Cosimino corre ad un ritmo ‘a rotta di collo’ per intercettare la Sgriscia, che, a questo momento, sta negoziando il prezzo d’una piccola quantità di gamberetti. Urla lui ad alta voce, sorprendendo la Sgriscia… le richiede (esige / rivendica / invoca) di lasciare immediatamente il mercato, senza gamberetti!

E Cosimino, via di volo.

Sorprese la vecchia che stava a contrattare con un pescivendolo per una manciata di gamberi.

— Via di qua, subito! Demonio tentatore!

E volgendosi al pescivendolo:

— Non le date retta! Di codesta roba lei non ne compra! non deve comprarne!

La Sgriscia viene descritta come una “vecchia” e “zoppaccia” e “demonio”; quindi possiamo facilmente immaginare una vecchia donna curva, strascicata, fragile e rattrappita, forse con i denti mancanti (cioè, una Wicked Witch of the West). Per la maggior parte, tuttavia, ci sbagliammo! Infatti la Sgriscia sembra capire bene di cosa si tratta;cosa c’è di più, è una vecchia donna dura, pronta a combattere!

La Sgriscia arrovesciò le mani sui franchi, appuntò le gomita davanti, in atto di sfida;

Cosimino e la Sgriscia vengono subito alle mani!

ma Cosimino non le diede tempo di rimbeccare; uno spintone, e le fu sopra di nuovo, con le braccia levate, incalzando:

— Via! all’inferno, vi dico!

I combattenti sono presto separati dagli altri al mercato. Cosimino è furioso / infuriato / furibondo. Il suo punto di vista è chiaro: la Sgriscia assolutamente non deve invogliare / lusingare / ritentare padre Ravanà con un piatto di gamberetti. In nessun circostanza dovrebb’essere autorizzato lui a mangiare i gamberetti, quali certamente rovinerà il suo stomaco!

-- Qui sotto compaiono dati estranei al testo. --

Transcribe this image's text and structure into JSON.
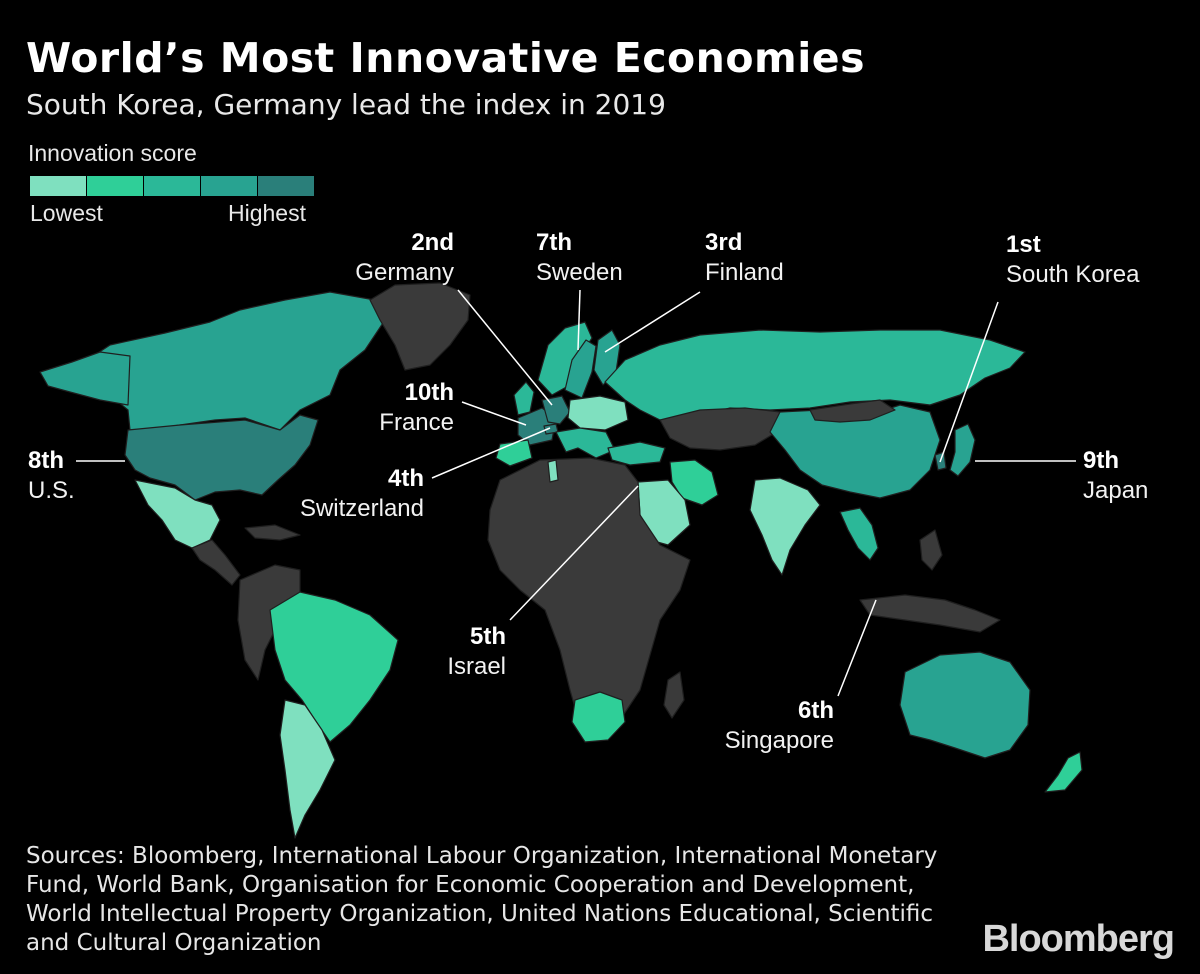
{
  "title": "World’s Most Innovative Economies",
  "subtitle": "South Korea, Germany lead the index in 2019",
  "legend": {
    "title": "Innovation score",
    "low_label": "Lowest",
    "high_label": "Highest",
    "colors": [
      "#7fe0bf",
      "#2fcf98",
      "#2bb898",
      "#28a391",
      "#2a7f7a"
    ]
  },
  "colors": {
    "background": "#000000",
    "no_data_land": "#3a3a3a",
    "borders": "#1f1f1f"
  },
  "rankings": [
    {
      "rank": "1st",
      "country": "South Korea"
    },
    {
      "rank": "2nd",
      "country": "Germany"
    },
    {
      "rank": "3rd",
      "country": "Finland"
    },
    {
      "rank": "4th",
      "country": "Switzerland"
    },
    {
      "rank": "5th",
      "country": "Israel"
    },
    {
      "rank": "6th",
      "country": "Singapore"
    },
    {
      "rank": "7th",
      "country": "Sweden"
    },
    {
      "rank": "8th",
      "country": "U.S."
    },
    {
      "rank": "9th",
      "country": "Japan"
    },
    {
      "rank": "10th",
      "country": "France"
    }
  ],
  "sources": "Sources: Bloomberg, International Labour Organization, International Monetary Fund, World Bank, Organisation for Economic Cooperation and Development, World Intellectual Property Organization, United Nations Educational, Scientific and Cultural Organization",
  "brand": "Bloomberg"
}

Il pescivendolo allora prese le parti della cliente che sbraitava: accorse gente da tutto il mercato a trattenere i due rissanti che già venivano alle mani. Cosimino urlava furibondo:

— No, no: gamberi no, non voglio che padre Ravanà ne mandi! non può, né deve mangiarne! E costei vada pure a dirglielo a nome mio; costei che lo tenta come il demonio e fa di tutto per rovinargli lo stomaco.

(Cari lettori, state ridendo a questo punto?)

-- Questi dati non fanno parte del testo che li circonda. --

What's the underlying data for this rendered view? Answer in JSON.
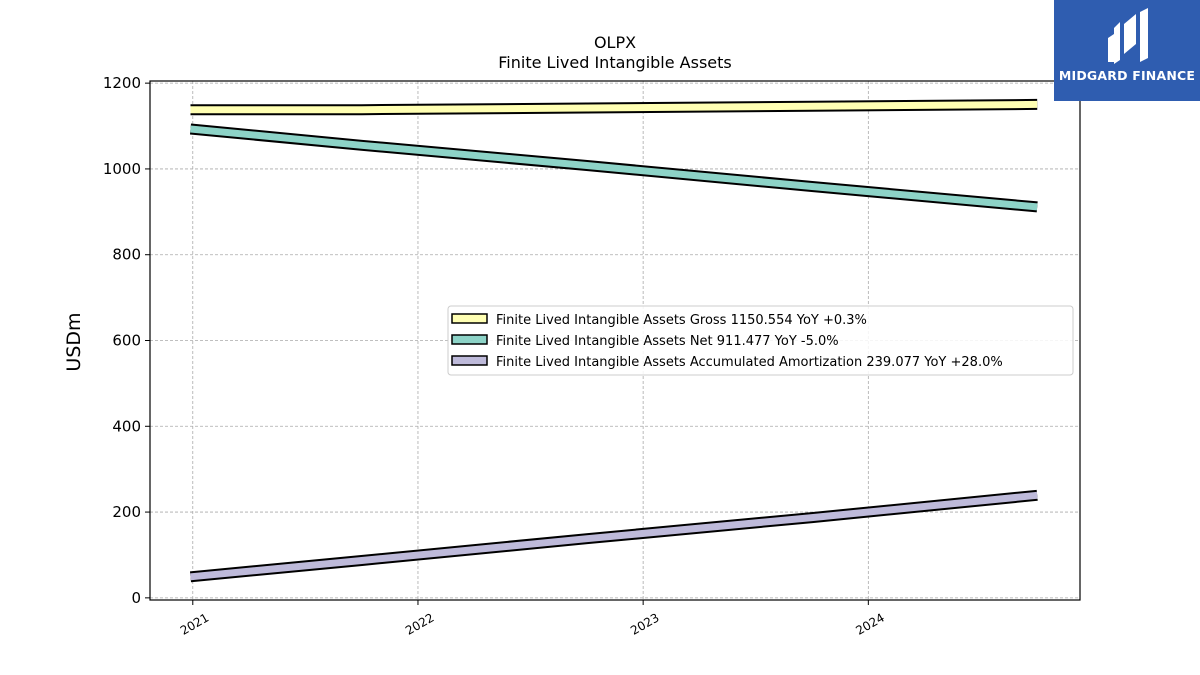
{
  "brand": {
    "name": "MIDGARD FINANCE",
    "color": "#2f5db0"
  },
  "chart_data": {
    "type": "line",
    "title": "OLPX",
    "subtitle": "Finite Lived Intangible Assets",
    "xlabel": "",
    "ylabel": "USDm",
    "xlim": [
      2020.81,
      2024.94
    ],
    "ylim": [
      -5,
      1205
    ],
    "x_ticks": [
      2021,
      2022,
      2023,
      2024
    ],
    "x_tick_labels": [
      "2021",
      "2022",
      "2023",
      "2024"
    ],
    "y_ticks": [
      0,
      200,
      400,
      600,
      800,
      1000,
      1200
    ],
    "y_tick_labels": [
      "0",
      "200",
      "400",
      "600",
      "800",
      "1000",
      "1200"
    ],
    "grid": true,
    "legend_position": "center-right",
    "series": [
      {
        "name": "Finite Lived Intangible Assets Gross",
        "legend": "Finite Lived Intangible Assets Gross  1150.554 YoY +0.3%",
        "color": "#ffffb3",
        "x": [
          2020.99,
          2021.75,
          2022.75,
          2023.75,
          2024.75
        ],
        "y": [
          1138,
          1138,
          1142,
          1146,
          1150.554
        ]
      },
      {
        "name": "Finite Lived Intangible Assets Net",
        "legend": "Finite Lived Intangible Assets Net  911.477 YoY -5.0%",
        "color": "#8dd3c7",
        "x": [
          2020.99,
          2021.75,
          2022.75,
          2023.75,
          2024.75
        ],
        "y": [
          1093,
          1055,
          1008,
          959,
          911.477
        ]
      },
      {
        "name": "Finite Lived Intangible Assets Accumulated Amortization",
        "legend": "Finite Lived Intangible Assets Accumulated Amortization  239.077 YoY +28.0%",
        "color": "#bebada",
        "x": [
          2020.99,
          2021.75,
          2022.75,
          2023.75,
          2024.75
        ],
        "y": [
          49,
          87,
          138,
          187,
          239.077
        ]
      }
    ]
  }
}
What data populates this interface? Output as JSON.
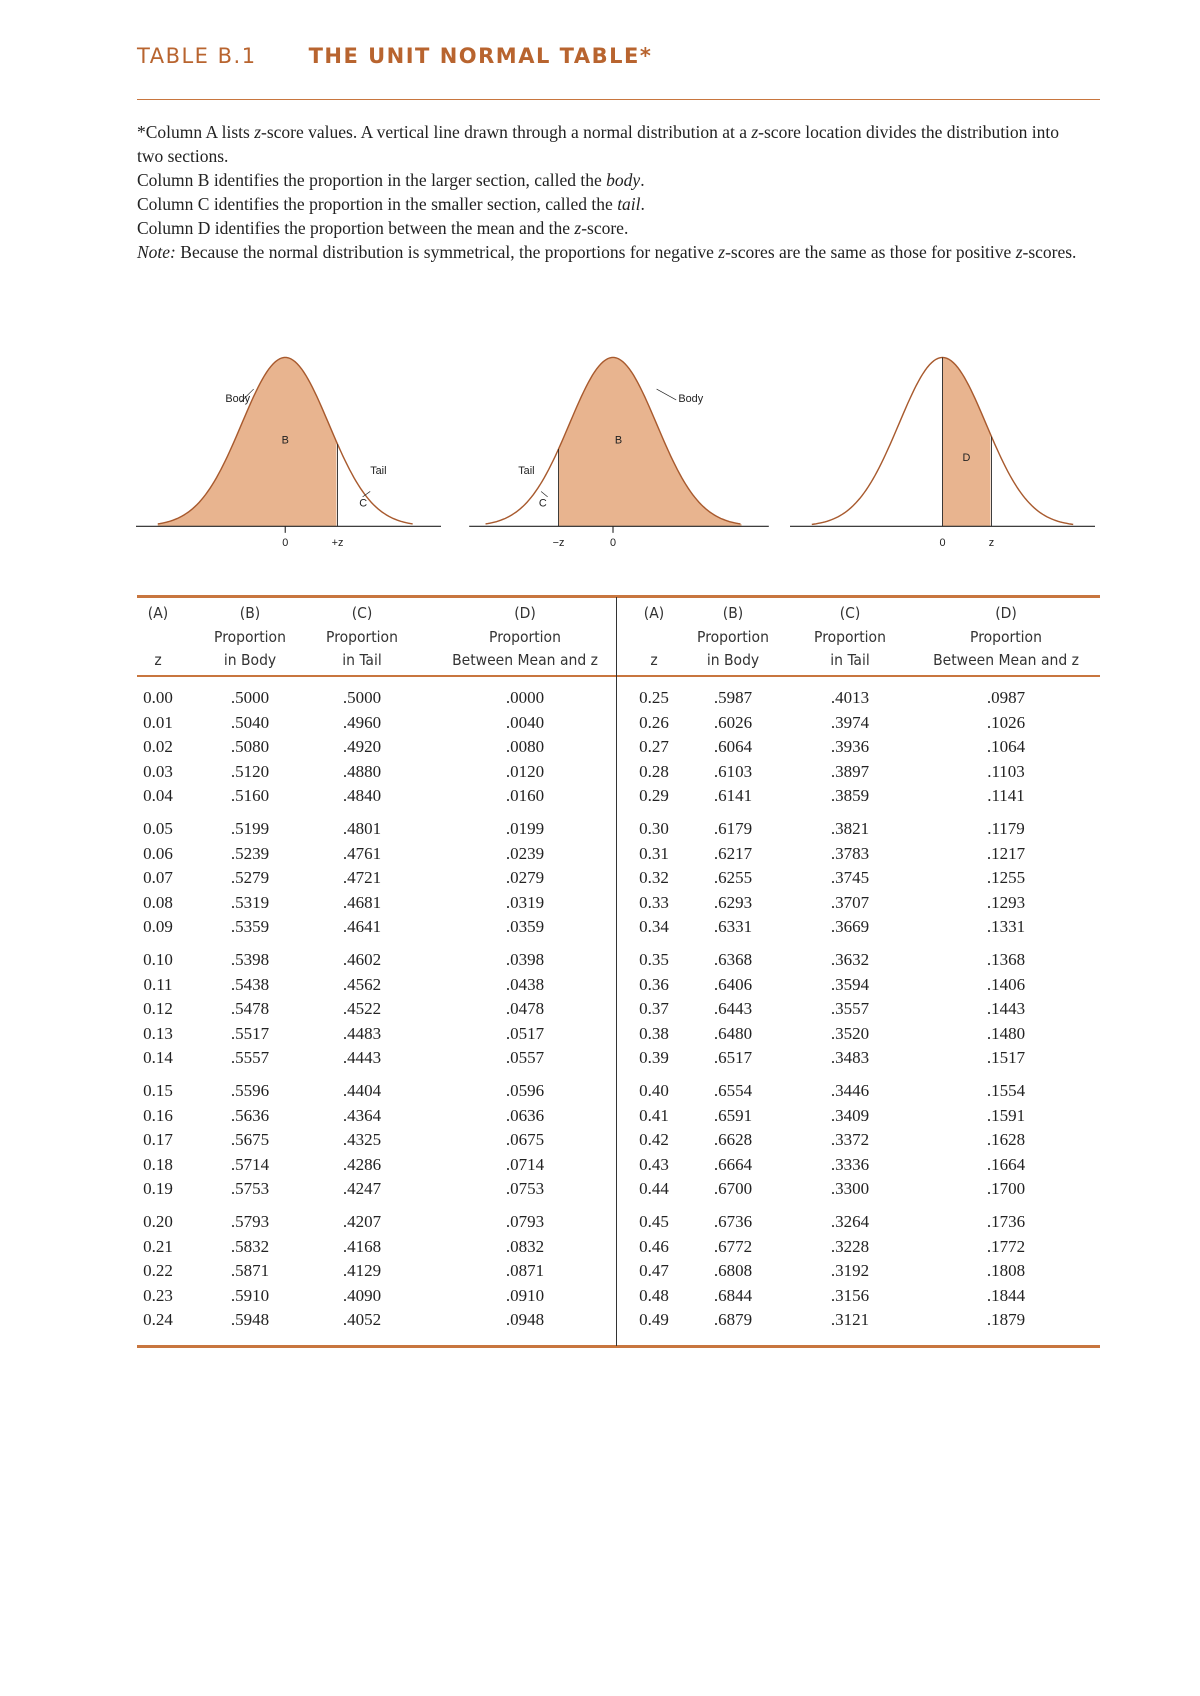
{
  "header": {
    "label": "TABLE B.1",
    "title": "THE UNIT NORMAL TABLE*"
  },
  "notes": [
    [
      "*Column A lists ",
      {
        "text": "z",
        "italic": true
      },
      "-score values. A vertical line drawn through a normal distribution at a ",
      {
        "text": "z",
        "italic": true
      },
      "-score location divides the distribution into two sections."
    ],
    [
      "Column B identifies the proportion in the larger section, called the ",
      {
        "text": "body",
        "italic": true
      },
      "."
    ],
    [
      "Column C identifies the proportion in the smaller section, called the ",
      {
        "text": "tail",
        "italic": true
      },
      "."
    ],
    [
      "Column D identifies the proportion between the mean and the ",
      {
        "text": "z",
        "italic": true
      },
      "-score."
    ],
    [
      {
        "text": "Note:",
        "italic": true
      },
      "  Because the normal distribution is symmetrical, the proportions for negative ",
      {
        "text": "z",
        "italic": true
      },
      "-scores are the same as those for positive ",
      {
        "text": "z",
        "italic": true
      },
      "-scores."
    ]
  ],
  "diagrams": [
    {
      "body": "Body",
      "area": "B",
      "tail": "Tail",
      "tail_area": "C",
      "mean": "0",
      "score": "+z"
    },
    {
      "body": "Body",
      "area": "B",
      "tail": "Tail",
      "tail_area": "C",
      "mean": "0",
      "score": "−z"
    },
    {
      "area": "D",
      "mean": "0",
      "score": "z"
    }
  ],
  "table": {
    "columns": [
      {
        "letter": "(A)",
        "lines": [
          "z"
        ]
      },
      {
        "letter": "(B)",
        "lines": [
          "Proportion",
          "in Body"
        ]
      },
      {
        "letter": "(C)",
        "lines": [
          "Proportion",
          "in Tail"
        ]
      },
      {
        "letter": "(D)",
        "lines": [
          "Proportion",
          "Between Mean and z"
        ]
      }
    ],
    "left": [
      [
        "0.00",
        ".5000",
        ".5000",
        ".0000"
      ],
      [
        "0.01",
        ".5040",
        ".4960",
        ".0040"
      ],
      [
        "0.02",
        ".5080",
        ".4920",
        ".0080"
      ],
      [
        "0.03",
        ".5120",
        ".4880",
        ".0120"
      ],
      [
        "0.04",
        ".5160",
        ".4840",
        ".0160"
      ],
      [
        "0.05",
        ".5199",
        ".4801",
        ".0199"
      ],
      [
        "0.06",
        ".5239",
        ".4761",
        ".0239"
      ],
      [
        "0.07",
        ".5279",
        ".4721",
        ".0279"
      ],
      [
        "0.08",
        ".5319",
        ".4681",
        ".0319"
      ],
      [
        "0.09",
        ".5359",
        ".4641",
        ".0359"
      ],
      [
        "0.10",
        ".5398",
        ".4602",
        ".0398"
      ],
      [
        "0.11",
        ".5438",
        ".4562",
        ".0438"
      ],
      [
        "0.12",
        ".5478",
        ".4522",
        ".0478"
      ],
      [
        "0.13",
        ".5517",
        ".4483",
        ".0517"
      ],
      [
        "0.14",
        ".5557",
        ".4443",
        ".0557"
      ],
      [
        "0.15",
        ".5596",
        ".4404",
        ".0596"
      ],
      [
        "0.16",
        ".5636",
        ".4364",
        ".0636"
      ],
      [
        "0.17",
        ".5675",
        ".4325",
        ".0675"
      ],
      [
        "0.18",
        ".5714",
        ".4286",
        ".0714"
      ],
      [
        "0.19",
        ".5753",
        ".4247",
        ".0753"
      ],
      [
        "0.20",
        ".5793",
        ".4207",
        ".0793"
      ],
      [
        "0.21",
        ".5832",
        ".4168",
        ".0832"
      ],
      [
        "0.22",
        ".5871",
        ".4129",
        ".0871"
      ],
      [
        "0.23",
        ".5910",
        ".4090",
        ".0910"
      ],
      [
        "0.24",
        ".5948",
        ".4052",
        ".0948"
      ]
    ],
    "right": [
      [
        "0.25",
        ".5987",
        ".4013",
        ".0987"
      ],
      [
        "0.26",
        ".6026",
        ".3974",
        ".1026"
      ],
      [
        "0.27",
        ".6064",
        ".3936",
        ".1064"
      ],
      [
        "0.28",
        ".6103",
        ".3897",
        ".1103"
      ],
      [
        "0.29",
        ".6141",
        ".3859",
        ".1141"
      ],
      [
        "0.30",
        ".6179",
        ".3821",
        ".1179"
      ],
      [
        "0.31",
        ".6217",
        ".3783",
        ".1217"
      ],
      [
        "0.32",
        ".6255",
        ".3745",
        ".1255"
      ],
      [
        "0.33",
        ".6293",
        ".3707",
        ".1293"
      ],
      [
        "0.34",
        ".6331",
        ".3669",
        ".1331"
      ],
      [
        "0.35",
        ".6368",
        ".3632",
        ".1368"
      ],
      [
        "0.36",
        ".6406",
        ".3594",
        ".1406"
      ],
      [
        "0.37",
        ".6443",
        ".3557",
        ".1443"
      ],
      [
        "0.38",
        ".6480",
        ".3520",
        ".1480"
      ],
      [
        "0.39",
        ".6517",
        ".3483",
        ".1517"
      ],
      [
        "0.40",
        ".6554",
        ".3446",
        ".1554"
      ],
      [
        "0.41",
        ".6591",
        ".3409",
        ".1591"
      ],
      [
        "0.42",
        ".6628",
        ".3372",
        ".1628"
      ],
      [
        "0.43",
        ".6664",
        ".3336",
        ".1664"
      ],
      [
        "0.44",
        ".6700",
        ".3300",
        ".1700"
      ],
      [
        "0.45",
        ".6736",
        ".3264",
        ".1736"
      ],
      [
        "0.46",
        ".6772",
        ".3228",
        ".1772"
      ],
      [
        "0.47",
        ".6808",
        ".3192",
        ".1808"
      ],
      [
        "0.48",
        ".6844",
        ".3156",
        ".1844"
      ],
      [
        "0.49",
        ".6879",
        ".3121",
        ".1879"
      ]
    ]
  }
}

Per caso / per fortuna, padre Ravanà se stesso è sul mercato! Cosimino lo vede e gli ordina di spiegare cosa le ha ordinato d’acquistare la Sgriscia.

Per fortuna, si trovò a passare, in quella, dal mercato, proprio lui: don Ravanà.

— Eccolo! Venga! venga! — gridò Cosimino, scorgendolo. — Dica se lei ha ordinato alla serva di comprarle questi gamberi qua!

Don Ravanà nega d’averle ordinato i gamberetti.

Il faccione di don Ravanà tremò, impallidendo, in un sorriso nervoso. Balbettò:

— No, io, veramente…

(“…tremò, impallidendo, in un sorriso nervoso”… una meravigliosa descrizione, non è vero, delle manifestazioni esterne-fisiche di tumulto e senso di colpa interno?)

La Sgriscia sfida padre Ravanà,

— Come no? — esclamò la Sgriscia, dandosi un pugno sul petto ossuto, stupita, trasecolata. — Me lo negherebbe in faccia?

…ma, a sua volta, lui tenta di tranquillizzarla,

Don Ravanà le diede su la voce, arrabbiatissimo.

— Zitta voi, pettegola! Gamberi v’ho detto? v’ho detto pesce.

…ma la Sgriscia si rifiuta di essere vittima di bullismo / costrizione… non sarà messa a tacere!

— Nossignore, gamberi, gamberi: m’ha detto gamberi!

(brava! bravissima, signora!)

Cosimino ne ha abbastanza di questo! Apprendiamo che padre Ravanà è sotto la cura d’un medico e che dovrebbe mantener rigorosamente una dieta blandissima.

— O gamberi o pesce, non è tutt’uno? — gridò allora Cosimino, tra la serva e il padrone, mentre tutta la gente rideva. — Lesso, brodo e latte; latte, brodo e lesso e niente altro! Così le ha prescritto il medico. Vuol capirlo? Non mi faccia parlare, santo Dio!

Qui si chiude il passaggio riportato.